Baz didn’t answer. He stroked Elijah’s cheek and ran a hand along his shoulder, over Elijah’s back, lingering on the waistband of his jeans. Nudged Elijah to his feet, helped him out of the last of his clothes, lured him gently into the bed, under the covers.
They didn’t kiss, barely embraced, only lying beside each other on their individual pillows, neither able to bridge the space between them.
Elijah focused on Baz’s body, visible from the waist up above the sheet. Except for the scars, his skin was smooth. Un-landscaped. He had tufts of hair on his chest. In the red light, the scars stood out. He was pale, skinny, too tall and defeated. He didn’t look like the man who kept scrambling Elijah’s circuits.

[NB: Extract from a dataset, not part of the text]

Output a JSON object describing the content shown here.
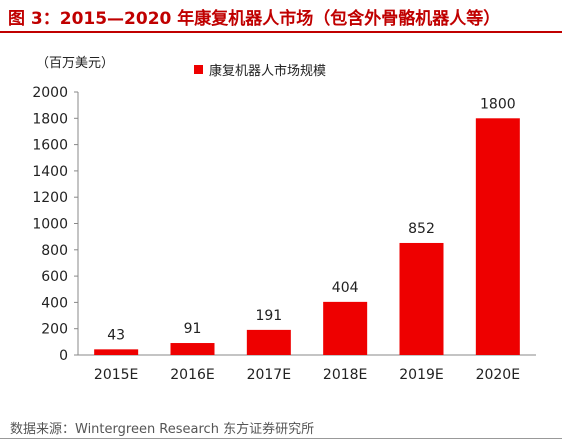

This wasn’t the flirty man-whore who had pulled his hair in the back of the Tesla. This was somebody else. Not Baz. This was the guy on the pill bottle. Sebastian Percival Acker.
Elijah crawled closer. Moving in concert, Baz turned over so Elijah could put his head on Baz’s chest. He teased the patch of hair between Baz’s nipples. “I still don’t think it’s a good idea for us to date. Not for real.”
“We can call it whatever you want. All I know is I don’t want to stop being with you once we go back.” Baz rested a hand on Elijah’s hair and threaded his fingers hesitantly. “I get tired of being alone. I think you do too. We could be alone together, instead.”
Yes, that was a pretty thing to say. It made Elijah’s body hurt with want. He pushed the yearning away. “We’re too messed up. You know how Sid and Nancy ended.”